Her face fell. “Rheumatism? His wife also?” she said. “How very unfortunate.” And then, reflectively: “She must be older than I thought.”

Vacuous woman, her mind running upon one single train of thought. I had rheumatics in my knees at two years old. Growing pains, my elders told me. Sometimes, after rain, I have them still. For all that, there was some similarity between my mind and Mrs. Pascoe’s. My cousin Rachel aged some twenty years. She had gray hair once more, she even leaned upon a stick, and I saw her, when she wasn’t planting roses in that Italian garden which I could not picture, seated at a table, thumping with her stick on the floor, surrounded by some half-dozen lawyers all jabbering Italian, while my poor Ambrose sat patient at her side.

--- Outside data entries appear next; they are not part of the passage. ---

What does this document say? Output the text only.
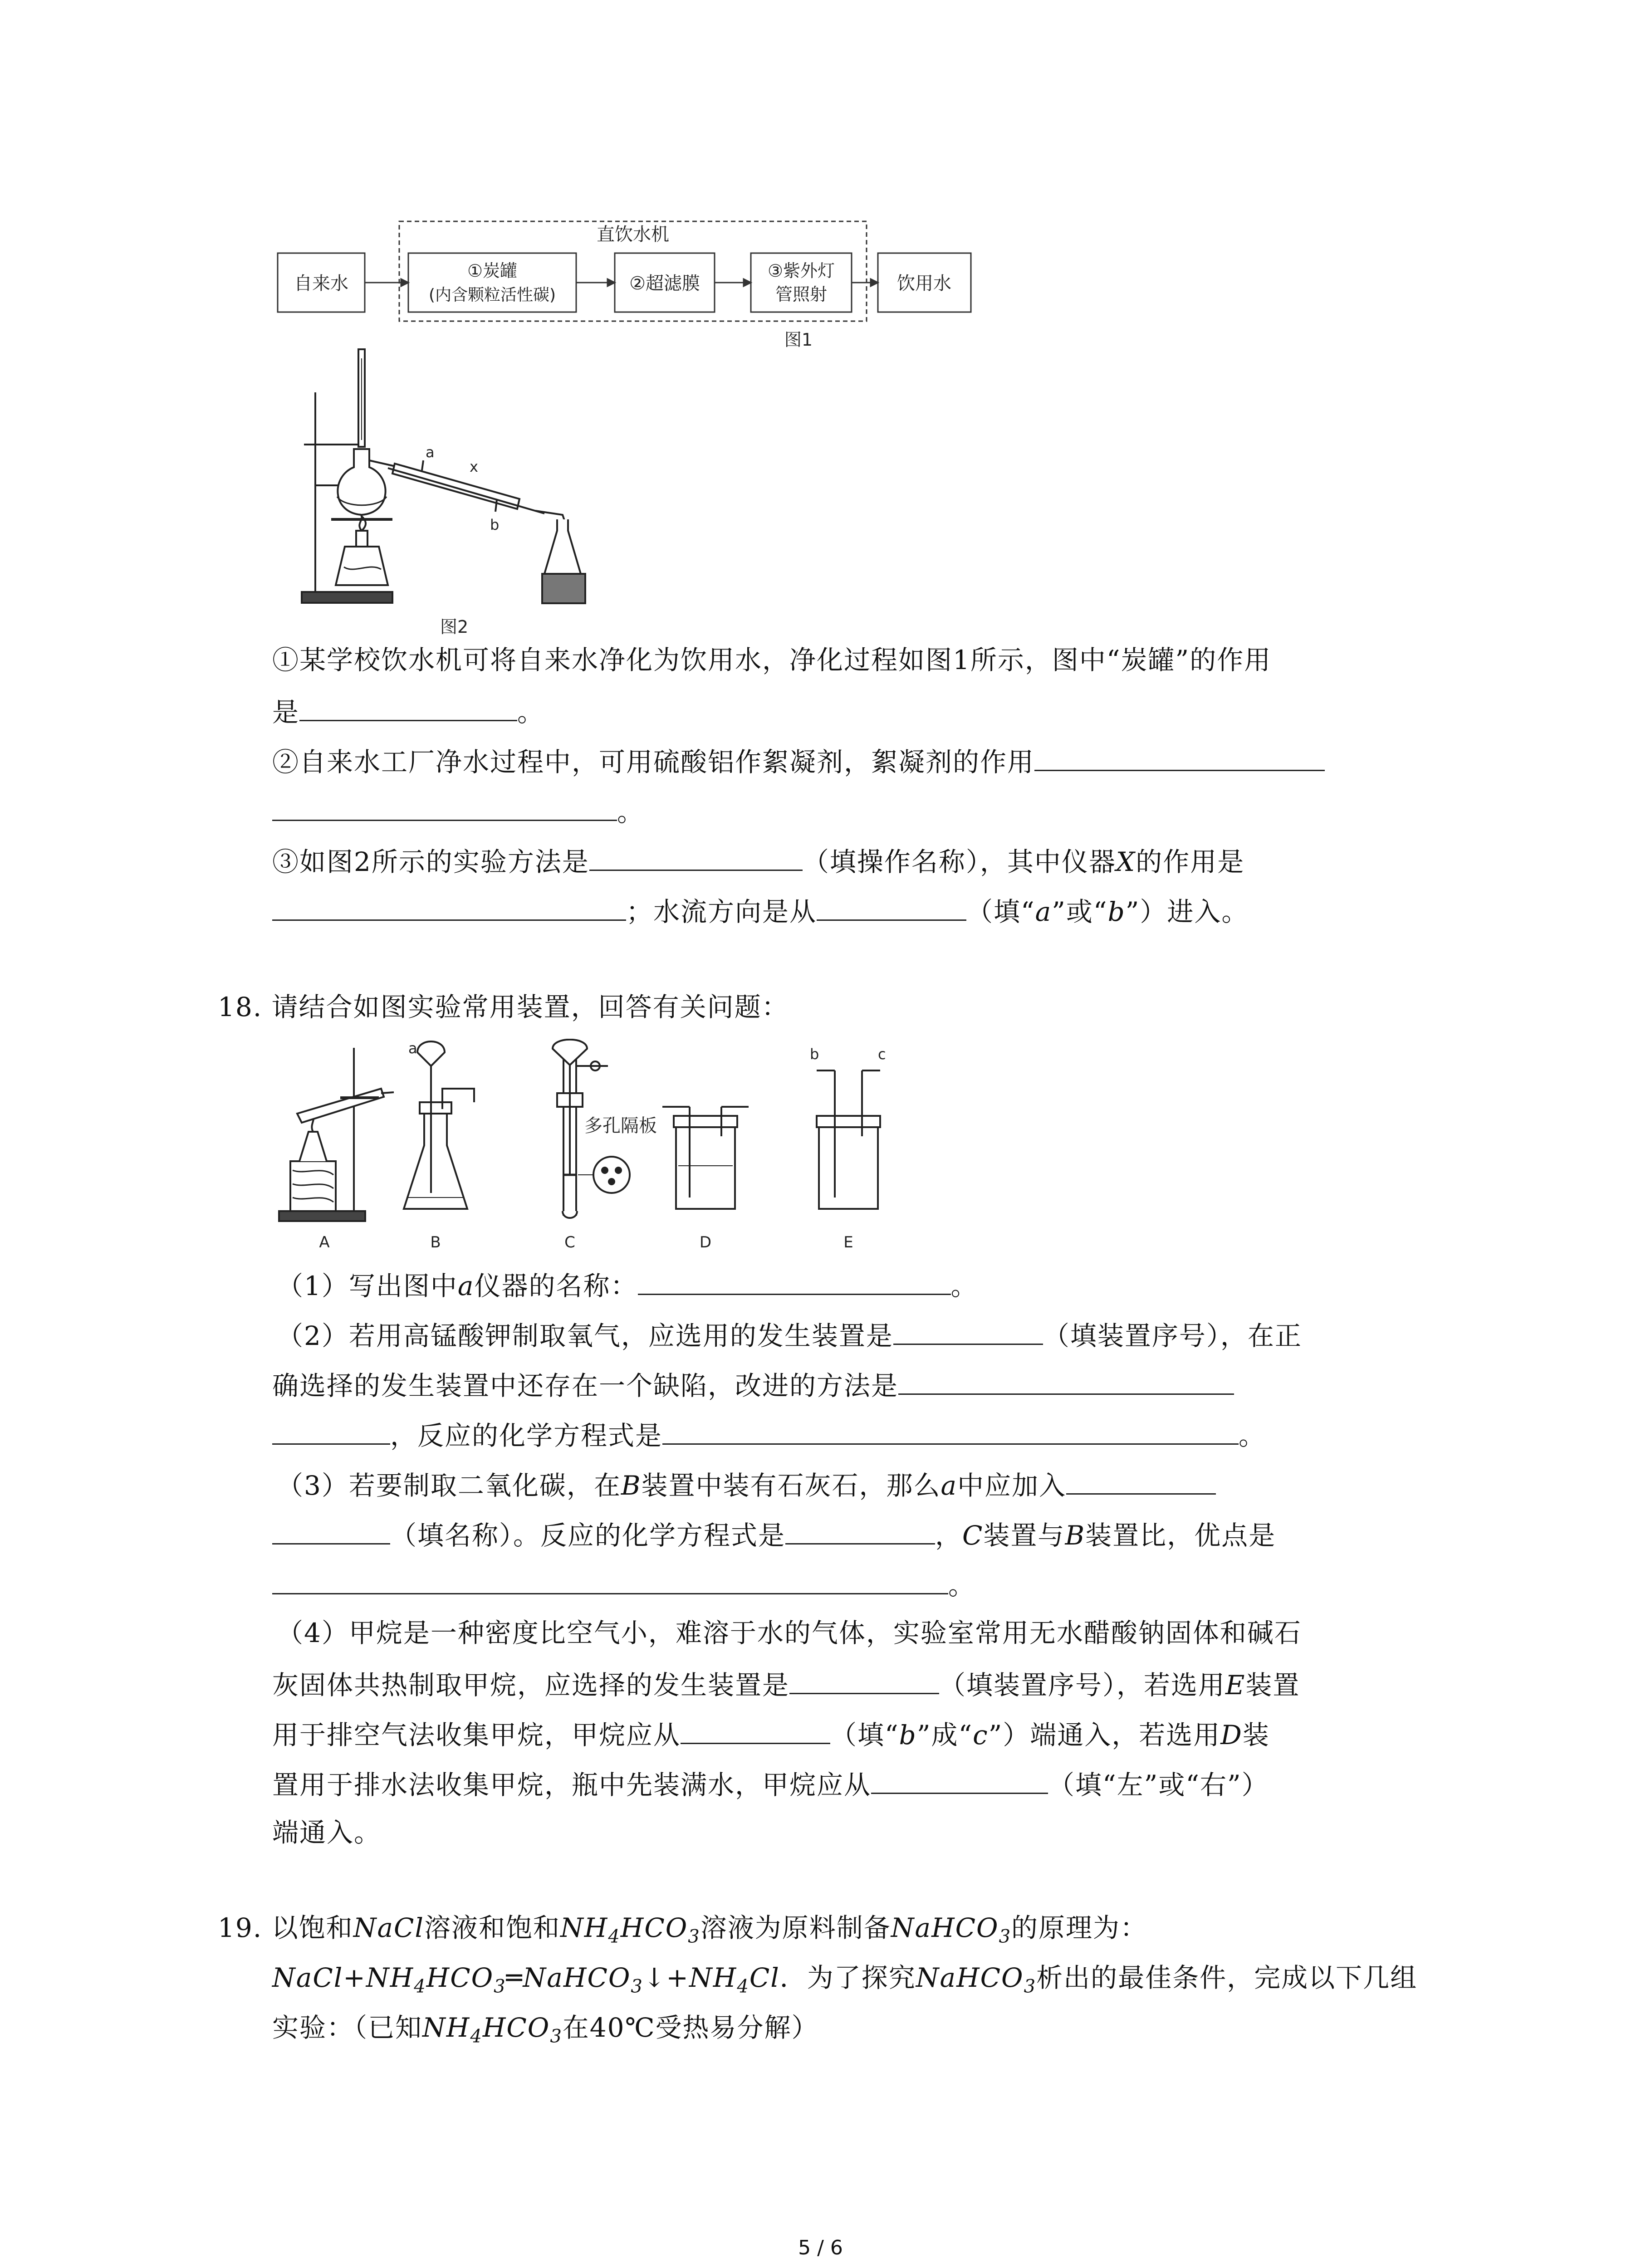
直饮水机
自来水
①炭罐
(内含颗粒活性碳)
②超滤膜
③紫外灯
管照射
饮用水
图1
a
x
b
图2
①某学校饮水机可将自来水净化为饮用水，净化过程如图1所示，图中“炭罐”的作用
是	。
②自来水工厂净水过程中，可用硫酸铝作絮凝剂，絮凝剂的作用
。
③如图2所示的实验方法是	（填操作名称），其中仪器X的作用是
；水流方向是从	（填“a”或“b”）进入。
18. 请结合如图实验常用装置，回答有关问题：
a	b	c
多孔隔板
A	B	C	D	E
（1）写出图中a仪器的名称：	。
（2）若用高锰酸钾制取氧气，应选用的发生装置是	（填装置序号），在正
确选择的发生装置中还存在一个缺陷，改进的方法是
，反应的化学方程式是	。
（3）若要制取二氧化碳，在B装置中装有石灰石，那么a中应加入
（填名称）。反应的化学方程式是	，C装置与B装置比，优点是
。
（4）甲烷是一种密度比空气小，难溶于水的气体，实验室常用无水醋酸钠固体和碱石
灰固体共热制取甲烷，应选择的发生装置是	（填装置序号），若选用E装置
用于排空气法收集甲烷，甲烷应从	（填“b”成“c”）端通入，若选用D装
置用于排水法收集甲烷，瓶中先装满水，甲烷应从	（填“左”或“右”）
端通入。
19. 以饱和NaCl溶液和饱和$NH_4HCO_3$溶液为原料制备NaHCO$_3$的原理为：
$NaCl+NH_4HCO_3═NaHCO_3↓+NH_4Cl$．为了探究NaHCO$_3$析出的最佳条件，完成以下几组
实验：（已知$NH_4HCO_3$在40℃受热易分解）
5 / 6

Why did he not come home and leave her to it?

My spirits rose, though, as the simpering bride gave place to the aging matron, racked with lumbago where it catches most. The nursery receded, and I saw the drawing room become a lady’s boudoir, hedged about with screens, huge fires burning even in midsummer, and someone calling to Seecombe in a testy voice to bring more coal, the draft was killing her. I took to singing once again when I went riding, urged the dogs after young rabbits, swam before breakfast, sailed Ambrose’s little boat about the estuary when the wind favored, and teased Louise about the London fashions when she went to spend the season there. At twenty-three it takes very little to make the spirits soar. My home was still my home. No one had taken it from me.

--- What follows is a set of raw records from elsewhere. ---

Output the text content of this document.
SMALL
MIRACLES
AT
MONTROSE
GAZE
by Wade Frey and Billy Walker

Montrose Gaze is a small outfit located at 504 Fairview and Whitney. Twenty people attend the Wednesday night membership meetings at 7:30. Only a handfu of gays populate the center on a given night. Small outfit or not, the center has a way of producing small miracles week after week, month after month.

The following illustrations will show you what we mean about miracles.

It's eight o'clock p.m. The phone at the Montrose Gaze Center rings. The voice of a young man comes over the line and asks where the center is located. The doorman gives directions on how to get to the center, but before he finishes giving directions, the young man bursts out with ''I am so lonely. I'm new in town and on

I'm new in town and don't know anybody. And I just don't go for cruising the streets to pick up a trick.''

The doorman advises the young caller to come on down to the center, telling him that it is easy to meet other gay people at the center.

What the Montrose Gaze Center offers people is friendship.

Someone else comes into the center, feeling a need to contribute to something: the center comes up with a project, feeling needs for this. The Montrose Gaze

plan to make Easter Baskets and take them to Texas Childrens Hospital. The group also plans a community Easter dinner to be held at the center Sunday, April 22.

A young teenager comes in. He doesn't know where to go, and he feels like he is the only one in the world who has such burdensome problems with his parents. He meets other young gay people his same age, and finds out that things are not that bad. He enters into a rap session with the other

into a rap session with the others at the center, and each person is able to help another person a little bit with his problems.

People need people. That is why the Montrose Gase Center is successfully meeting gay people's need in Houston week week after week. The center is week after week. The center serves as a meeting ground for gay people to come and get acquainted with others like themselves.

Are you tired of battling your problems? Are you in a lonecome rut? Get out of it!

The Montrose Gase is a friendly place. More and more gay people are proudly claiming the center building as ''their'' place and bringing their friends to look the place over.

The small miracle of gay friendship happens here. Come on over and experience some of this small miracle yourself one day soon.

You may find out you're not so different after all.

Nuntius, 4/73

Then, in the winter, the tone of his letters changed. Imperceptible at first, I scarcely noticed it, yet on rereading his words I became aware of a sense of strain in all he said, some underlying note of anxiety creeping in upon him. Nostalgia for home in part, I could see that. A longing for his own country and his own possessions, but above all a kind of loneliness that struck me as strange in a man but ten months married. He admitted that the long summer and autumn had been very trying, and now the winter was unusually close. Although the villa was high, there was no air in it; he said he used to move about from room to room like a dog before a thunderstorm, but no thunder came. There was no clearing of the air, and he would have given his soul for drenching rain, even if it crippled him. “I was never one for headaches,” he said, “but now I have them frequently. Almost blinding at times. I am sick of the sight of the sun. I miss you more than I can say. So much to talk about, difficult in a letter. My wife is in town today, hence my opportunity to write.” It was the first time that he had used the words “my wife.” Always before he had said Rachel or “your cousin Rachel,” and the words “my wife” looked formal to me, and cold.

In these winter letters there was no talk of coming home, but always a passionate desire to know the news, and he would comment upon any little trifle I had told him in my letters, as though he held no other interest.

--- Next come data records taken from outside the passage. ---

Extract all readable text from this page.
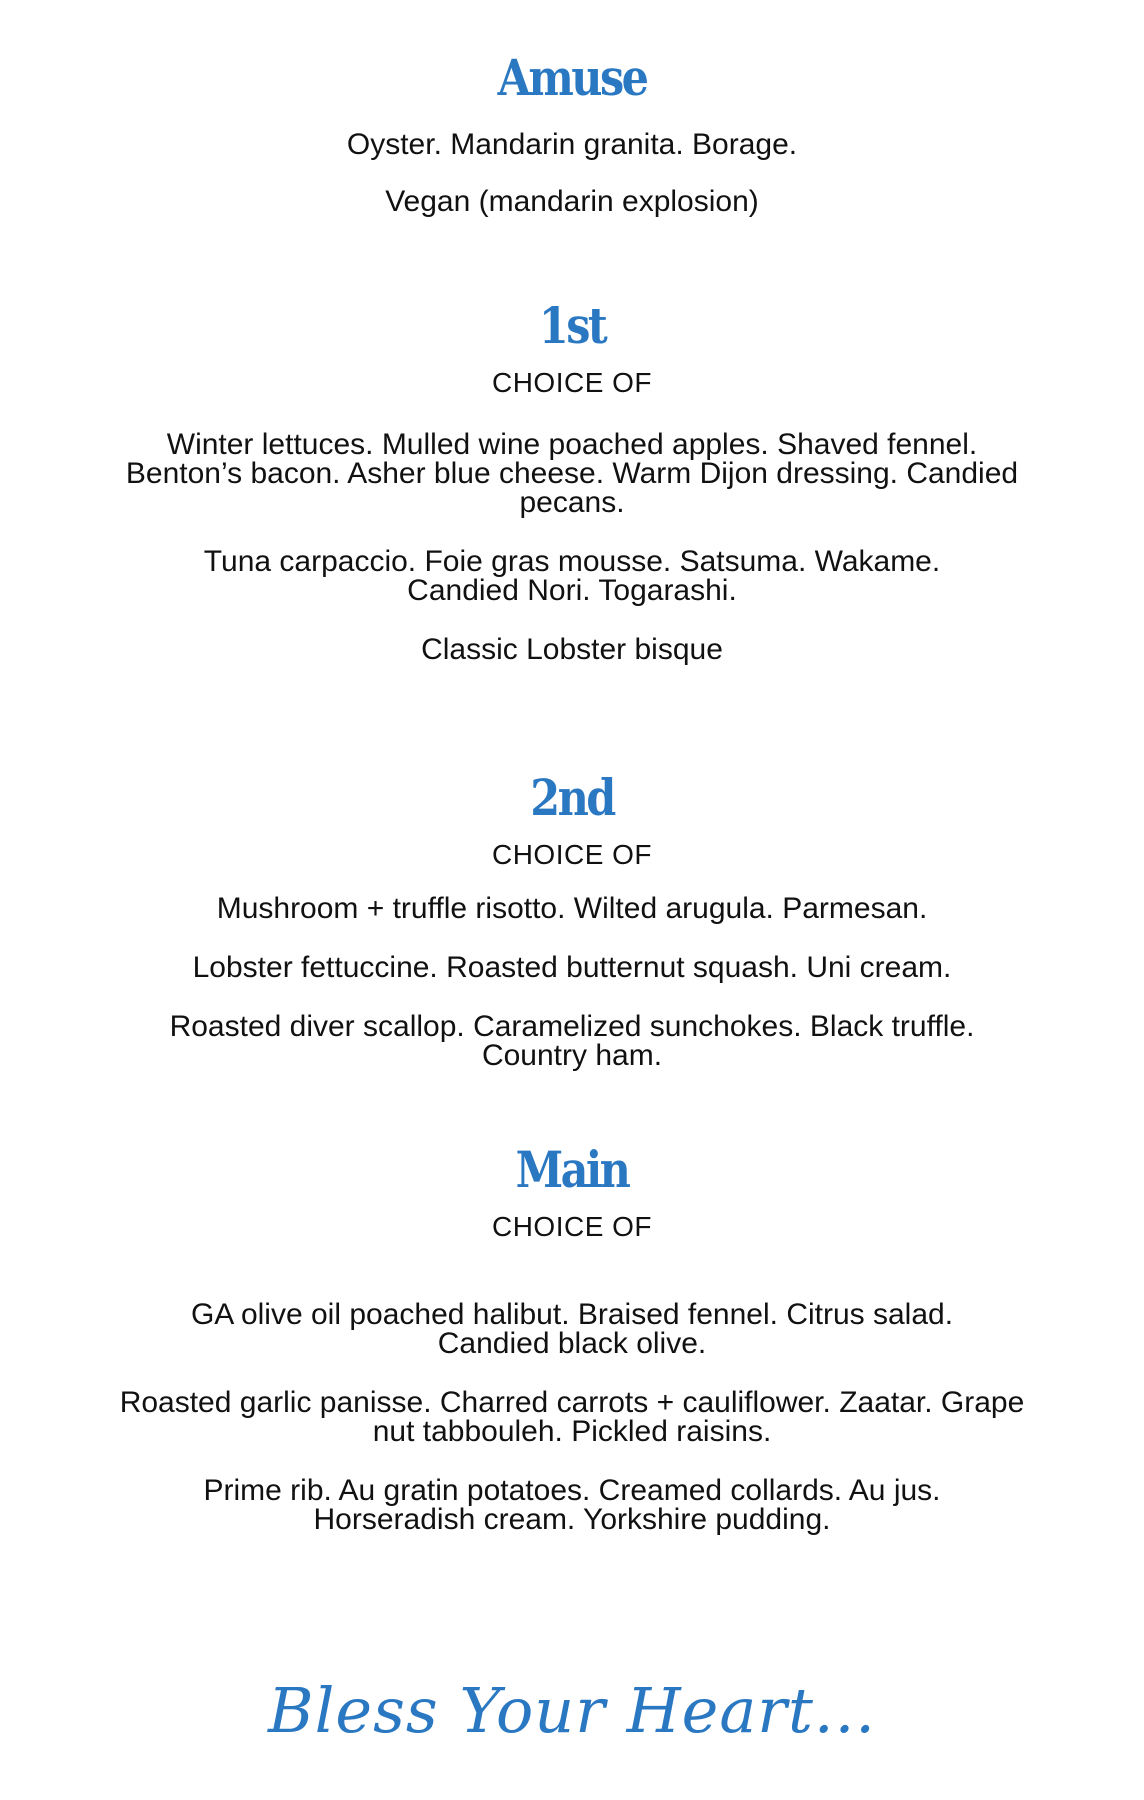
Amuse
Oyster. Mandarin granita. Borage.
Vegan (mandarin explosion)
1st
CHOICE OF
Winter lettuces. Mulled wine poached apples. Shaved fennel. Benton’s bacon. Asher blue cheese. Warm Dijon dressing. Candied pecans.
Tuna carpaccio. Foie gras mousse. Satsuma. Wakame. Candied Nori. Togarashi.
Classic Lobster bisque
2nd
CHOICE OF
Mushroom + truffle risotto. Wilted arugula. Parmesan.
Lobster fettuccine. Roasted butternut squash. Uni cream.
Roasted diver scallop. Caramelized sunchokes. Black truffle. Country ham.
Main
CHOICE OF
GA olive oil poached halibut. Braised fennel. Citrus salad. Candied black olive.
Roasted garlic panisse. Charred carrots + cauliflower. Zaatar. Grape nut tabbouleh. Pickled raisins.
Prime rib. Au gratin potatoes. Creamed collards. Au jus. Horseradish cream. Yorkshire pudding.
Bless Your Heart...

Nothing came at Easter, or at Whitsun, and I grew worried. I told my godfather, who said no doubt the weather was holding up the mails. Late snow was reported in Europe, and I could not expect to hear from Florence before the end of May. It was over a year now since Ambrose had been married, eighteen months since he had been home. My first relief at his absence, after his marriage, turned to anxiety that he would not return at all. One summer had obviously tried his health. What would a second do? At last, in July, a letter came, short and incoherent, totally unlike himself. Even his writing, usually so clear, sprawled across the page as if he had had difficulty in holding his pen.